Al punto che, se possiamo permetterci un ‘volgare’ accostamento analogico (politicamente, molto attualizzante) — e sappiamo di ‘scadere’ un po’, rispetto al valore altamente speculativo del saggio di Esposito, al quale, qui, ci siamo dedicati –, potremmo dire che la schematica contrapposizione tra Ditta e ‘persona’ del Leader — la prima pensata enfaticamente come potente ma esclusivo “spazio della rappresentazione”, la seconda solo come una mera deriva populistica di dinamiche ‘personalistiche’ — rasenta uno dei punti più bassi di banalizzazione della cultura politica novecentesca. Piuttosto, l’ultima citazione con cui qui chiudiamo queste nostre sintetiche riflessioni sul bel saggio di Roberto Esposito, conferma — potremmo dire, dentro l’ambito del denso e inesauribile capitolo di “teologia politica” — il valore straordinario del gioco svolto dalla semantica del corpo della persona regale, secondo le intuizioni che Ernst Kantorowicz aveva espresso nel suo classico, I due corpi del re. L’idea di regalità nella teologia politica medievale.
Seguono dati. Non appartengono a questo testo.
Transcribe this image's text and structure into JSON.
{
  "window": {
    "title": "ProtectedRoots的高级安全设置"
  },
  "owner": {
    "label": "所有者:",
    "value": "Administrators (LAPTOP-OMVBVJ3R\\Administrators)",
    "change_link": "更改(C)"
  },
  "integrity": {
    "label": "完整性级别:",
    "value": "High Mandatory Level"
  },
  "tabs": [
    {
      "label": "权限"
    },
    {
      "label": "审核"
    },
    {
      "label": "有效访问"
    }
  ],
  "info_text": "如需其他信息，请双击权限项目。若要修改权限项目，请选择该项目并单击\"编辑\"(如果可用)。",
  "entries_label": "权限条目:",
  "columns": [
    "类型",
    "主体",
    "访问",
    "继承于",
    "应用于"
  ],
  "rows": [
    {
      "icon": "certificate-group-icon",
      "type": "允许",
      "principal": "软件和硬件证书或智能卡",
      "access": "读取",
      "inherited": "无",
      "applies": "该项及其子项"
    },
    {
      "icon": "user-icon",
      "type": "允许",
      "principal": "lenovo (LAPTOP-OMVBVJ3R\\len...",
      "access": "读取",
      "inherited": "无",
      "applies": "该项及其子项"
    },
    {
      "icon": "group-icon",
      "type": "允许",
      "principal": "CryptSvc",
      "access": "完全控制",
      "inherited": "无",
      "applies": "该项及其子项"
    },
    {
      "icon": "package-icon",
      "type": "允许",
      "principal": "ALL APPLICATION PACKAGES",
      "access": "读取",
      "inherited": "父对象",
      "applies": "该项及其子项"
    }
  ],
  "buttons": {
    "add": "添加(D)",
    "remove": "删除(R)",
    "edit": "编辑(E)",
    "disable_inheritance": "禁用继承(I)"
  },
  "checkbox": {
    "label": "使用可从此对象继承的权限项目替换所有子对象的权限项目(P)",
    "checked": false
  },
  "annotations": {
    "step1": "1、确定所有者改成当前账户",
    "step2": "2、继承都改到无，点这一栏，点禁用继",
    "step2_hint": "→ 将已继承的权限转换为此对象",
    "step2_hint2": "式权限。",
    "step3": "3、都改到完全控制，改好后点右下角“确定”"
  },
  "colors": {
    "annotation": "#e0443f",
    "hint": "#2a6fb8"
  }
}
Per chiudere, non possiamo non fare riferimento alla centralità che il pensiero e le riflessioni filosofico-politiche di Roberto Esposito sono venuti acquisendo oltre i confini nazionali, nel corso degli ultimi due decenni. Non parliamo soltanto della curiosità, degli interessi e del riconoscimento che la filosofia francese — in particolare, e non solo, per i rapporti che hanno legato Esposito a Jacques Derrida, a Jean-Luc Nancy e ad altri — ha tributato all’autore qui in questione, bensì alla particolare attenzione speculativa che ambienti della filosofia e del mondo accademico statunitensi hanno dedicato — e continuano a dedicare — a Roberto Esposito e ad altri studiosi italiani, in seminari di studio e pubblicazioni. A conferma dell’intensa ‘vitalità’ che la filosofia italiana torna a riacquistare, dopo i lunghi decenni di egemonia culturale dei tre vettori di pensiero decisivi in cui si era articolato il ’900 filosofico occidentale — la filosofia analitica anglo-americana, l’ermeneutica gadameriana e il filone francese (Foucault, Derrida, Deleuze, Lyotard, Nancy, ecc..), susseguente al declino dello strutturalismo di De Saussure. Anche perché, da Machiavelli a Vico, la centralità dell’orizzonte problematico delle loro domande sul nesso/legame tra storia, politica e vita — indubbiamente, il connotato specifico che lega genealogia e filosofia — attesta il carattere vivente del “pensiero italiano”.

* Prima pubblicazione: Kasparhauser | Etica, 15 novembre 2014.